Performance and Responsible Design

Gemma models, despite their lightweight design, offer top-tier performance compared to larger models. They can run directly on developer devices and surpass larger models on key benchmarks while ensuring safe and responsible outputs.

Google emphasizes responsible AI principles in Gemma’s design. Automated techniques are employed to filter sensitive data from training sets, and extensive evaluations ensure safe and reliable behavior.

A Responsible Generative AI Toolkit is also provided to assist developers in prioritizing safety. The toolkit offers:

  • Safety classification: A new approach by Google to construct strong safety classifiers with minimal examples.
  • Debugging: Tool for examining Gemma’s behavior and resolving potential problems.
  • Guidance: Access to best practices derived from Google’s experience in building and deploying large language models.
Optimization Across Frameworks and Hardware

Gemma supports fine-tuning on various data and applications, with compatibility across multiple frameworks and devices. It’s optimized for Google Cloud deployment, offering flexibility and efficiency across different hardware infrastructures.

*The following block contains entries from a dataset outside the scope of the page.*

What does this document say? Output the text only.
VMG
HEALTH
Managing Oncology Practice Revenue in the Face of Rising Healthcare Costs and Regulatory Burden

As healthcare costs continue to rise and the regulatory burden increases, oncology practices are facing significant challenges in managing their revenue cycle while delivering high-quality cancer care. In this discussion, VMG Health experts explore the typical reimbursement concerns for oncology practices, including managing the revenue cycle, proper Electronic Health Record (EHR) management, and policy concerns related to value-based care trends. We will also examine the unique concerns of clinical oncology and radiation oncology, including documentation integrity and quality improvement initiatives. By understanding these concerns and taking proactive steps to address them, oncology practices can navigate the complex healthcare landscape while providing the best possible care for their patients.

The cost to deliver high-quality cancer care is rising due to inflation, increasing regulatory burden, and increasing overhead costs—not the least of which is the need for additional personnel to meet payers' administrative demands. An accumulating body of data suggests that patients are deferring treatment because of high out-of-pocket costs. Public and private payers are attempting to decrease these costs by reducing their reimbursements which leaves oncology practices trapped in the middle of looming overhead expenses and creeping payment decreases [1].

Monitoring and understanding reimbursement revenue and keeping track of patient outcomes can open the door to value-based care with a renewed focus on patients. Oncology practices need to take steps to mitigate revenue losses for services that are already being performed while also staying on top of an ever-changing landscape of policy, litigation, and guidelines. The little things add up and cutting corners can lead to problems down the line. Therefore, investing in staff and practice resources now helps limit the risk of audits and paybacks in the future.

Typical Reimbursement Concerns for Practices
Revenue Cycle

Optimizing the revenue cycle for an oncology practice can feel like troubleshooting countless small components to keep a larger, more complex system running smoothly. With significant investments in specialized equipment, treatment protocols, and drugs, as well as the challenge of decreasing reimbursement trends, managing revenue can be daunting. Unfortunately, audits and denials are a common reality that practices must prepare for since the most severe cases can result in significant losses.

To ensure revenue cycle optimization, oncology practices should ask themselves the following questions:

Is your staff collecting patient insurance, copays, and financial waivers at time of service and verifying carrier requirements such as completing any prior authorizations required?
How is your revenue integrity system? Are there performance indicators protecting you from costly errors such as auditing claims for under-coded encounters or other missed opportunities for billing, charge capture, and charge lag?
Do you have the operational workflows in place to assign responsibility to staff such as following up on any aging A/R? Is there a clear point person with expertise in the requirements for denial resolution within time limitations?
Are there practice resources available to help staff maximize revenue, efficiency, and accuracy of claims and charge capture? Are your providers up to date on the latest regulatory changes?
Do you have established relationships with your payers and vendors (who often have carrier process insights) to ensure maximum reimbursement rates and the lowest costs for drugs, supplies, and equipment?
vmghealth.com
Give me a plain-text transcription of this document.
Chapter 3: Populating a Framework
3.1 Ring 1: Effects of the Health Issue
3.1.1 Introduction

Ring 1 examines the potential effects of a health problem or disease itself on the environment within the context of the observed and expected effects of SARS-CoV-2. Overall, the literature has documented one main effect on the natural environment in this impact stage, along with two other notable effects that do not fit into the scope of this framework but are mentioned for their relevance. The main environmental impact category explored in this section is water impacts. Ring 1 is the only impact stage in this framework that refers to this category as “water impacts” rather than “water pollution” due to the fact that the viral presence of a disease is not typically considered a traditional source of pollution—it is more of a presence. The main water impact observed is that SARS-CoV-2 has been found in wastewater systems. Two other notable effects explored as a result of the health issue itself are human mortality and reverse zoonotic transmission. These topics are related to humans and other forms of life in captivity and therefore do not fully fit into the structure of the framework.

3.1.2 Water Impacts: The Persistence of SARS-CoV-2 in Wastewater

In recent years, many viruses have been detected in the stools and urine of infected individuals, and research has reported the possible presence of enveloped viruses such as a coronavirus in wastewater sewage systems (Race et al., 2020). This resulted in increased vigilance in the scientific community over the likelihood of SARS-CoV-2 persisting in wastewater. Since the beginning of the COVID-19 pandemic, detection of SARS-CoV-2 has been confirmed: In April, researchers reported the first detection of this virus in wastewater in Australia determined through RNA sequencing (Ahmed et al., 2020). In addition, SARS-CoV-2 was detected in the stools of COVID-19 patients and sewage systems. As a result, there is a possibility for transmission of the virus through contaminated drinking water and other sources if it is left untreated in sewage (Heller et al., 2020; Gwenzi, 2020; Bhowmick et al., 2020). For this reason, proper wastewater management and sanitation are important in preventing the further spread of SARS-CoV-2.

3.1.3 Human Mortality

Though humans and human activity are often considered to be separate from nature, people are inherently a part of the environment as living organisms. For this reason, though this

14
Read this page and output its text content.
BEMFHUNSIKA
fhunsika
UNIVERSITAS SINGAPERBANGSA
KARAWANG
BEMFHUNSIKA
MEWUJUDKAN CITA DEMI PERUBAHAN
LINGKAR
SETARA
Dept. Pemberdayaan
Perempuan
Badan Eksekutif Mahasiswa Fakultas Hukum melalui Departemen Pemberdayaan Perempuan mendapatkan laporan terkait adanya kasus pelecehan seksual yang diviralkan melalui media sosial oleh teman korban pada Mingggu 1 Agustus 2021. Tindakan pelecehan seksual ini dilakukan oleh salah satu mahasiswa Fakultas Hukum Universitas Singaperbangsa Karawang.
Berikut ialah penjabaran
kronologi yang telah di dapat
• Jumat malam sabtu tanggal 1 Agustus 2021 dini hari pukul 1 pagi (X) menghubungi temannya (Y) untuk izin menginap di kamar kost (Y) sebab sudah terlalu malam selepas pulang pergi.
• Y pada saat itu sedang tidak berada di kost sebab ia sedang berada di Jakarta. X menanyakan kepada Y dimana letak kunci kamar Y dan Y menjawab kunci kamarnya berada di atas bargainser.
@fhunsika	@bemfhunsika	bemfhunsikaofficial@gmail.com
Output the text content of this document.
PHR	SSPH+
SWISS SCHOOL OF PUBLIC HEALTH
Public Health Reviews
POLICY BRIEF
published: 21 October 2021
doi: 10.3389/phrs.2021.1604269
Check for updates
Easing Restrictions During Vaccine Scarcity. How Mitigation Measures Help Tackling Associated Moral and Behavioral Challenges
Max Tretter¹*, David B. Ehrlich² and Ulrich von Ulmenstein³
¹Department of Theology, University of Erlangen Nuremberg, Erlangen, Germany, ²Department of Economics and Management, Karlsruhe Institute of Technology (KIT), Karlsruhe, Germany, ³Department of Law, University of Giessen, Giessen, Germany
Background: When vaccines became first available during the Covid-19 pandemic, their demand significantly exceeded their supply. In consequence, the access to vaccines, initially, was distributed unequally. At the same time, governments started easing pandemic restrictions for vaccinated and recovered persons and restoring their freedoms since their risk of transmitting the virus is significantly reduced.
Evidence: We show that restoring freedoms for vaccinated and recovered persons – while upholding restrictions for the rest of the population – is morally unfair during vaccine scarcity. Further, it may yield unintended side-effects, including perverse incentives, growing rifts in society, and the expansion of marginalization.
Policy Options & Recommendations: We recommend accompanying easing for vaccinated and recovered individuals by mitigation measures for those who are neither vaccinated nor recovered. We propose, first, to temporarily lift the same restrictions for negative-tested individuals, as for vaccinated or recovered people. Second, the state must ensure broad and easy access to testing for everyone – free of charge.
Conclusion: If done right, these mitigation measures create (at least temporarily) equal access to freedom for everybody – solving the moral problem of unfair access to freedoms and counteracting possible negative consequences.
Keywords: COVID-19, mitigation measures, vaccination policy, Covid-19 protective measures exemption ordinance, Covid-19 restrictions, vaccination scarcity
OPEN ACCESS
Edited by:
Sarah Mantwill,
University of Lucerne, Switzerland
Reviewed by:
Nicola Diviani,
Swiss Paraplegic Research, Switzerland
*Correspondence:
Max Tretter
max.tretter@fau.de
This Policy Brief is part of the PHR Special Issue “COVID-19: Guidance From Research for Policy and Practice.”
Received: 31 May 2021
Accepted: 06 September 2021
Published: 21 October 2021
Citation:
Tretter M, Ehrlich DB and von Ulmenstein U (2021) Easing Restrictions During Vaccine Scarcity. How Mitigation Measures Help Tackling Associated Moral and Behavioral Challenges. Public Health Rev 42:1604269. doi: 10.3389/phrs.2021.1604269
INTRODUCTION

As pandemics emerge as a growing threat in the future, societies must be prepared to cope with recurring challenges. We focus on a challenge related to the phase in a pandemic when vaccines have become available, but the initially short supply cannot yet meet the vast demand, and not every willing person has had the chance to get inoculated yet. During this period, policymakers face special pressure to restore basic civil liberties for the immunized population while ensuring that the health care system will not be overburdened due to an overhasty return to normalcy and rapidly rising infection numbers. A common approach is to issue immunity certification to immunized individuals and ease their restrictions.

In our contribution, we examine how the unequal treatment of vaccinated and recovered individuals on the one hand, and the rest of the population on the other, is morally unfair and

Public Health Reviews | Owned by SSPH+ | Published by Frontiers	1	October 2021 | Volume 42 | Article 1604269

Free Credits for Research and Development

To encourage community engagement, Google offers free access to Gemma through platforms like Kaggle and Colab, along with credits for first-time Google Cloud users and researchers.

Collaboration with NVIDIA

NVIDIA has collaborated with Google to optimize Gemma for their AI platforms, enhancing performance and reducing costs for developers. This collaboration extends to tools like TensorRT-LLM and deployment on NVIDIA GPUs.

Soon, Gemma will be supported in Chat with RTX, a tech demo by NVIDIA enabling generative AI capabilities on local, RTX-powered Windows PCs. This allows users to personalize chatbots with their data while ensuring privacy and fast processing.


Gemma is now available worldwide, with resources and quick start guides accessible on Users can also experience Gemma models directly through the NVIDIA AI Playground.

Speaking about the launch, Tris Warkentin, Director, Google DeepMind, said:

As we further develop the Gemma model family, we anticipate introducing additional variants tailored for various applications. Keep an eye out for upcoming events and opportunities in the coming weeks to engage, learn, and innovate with Gemma.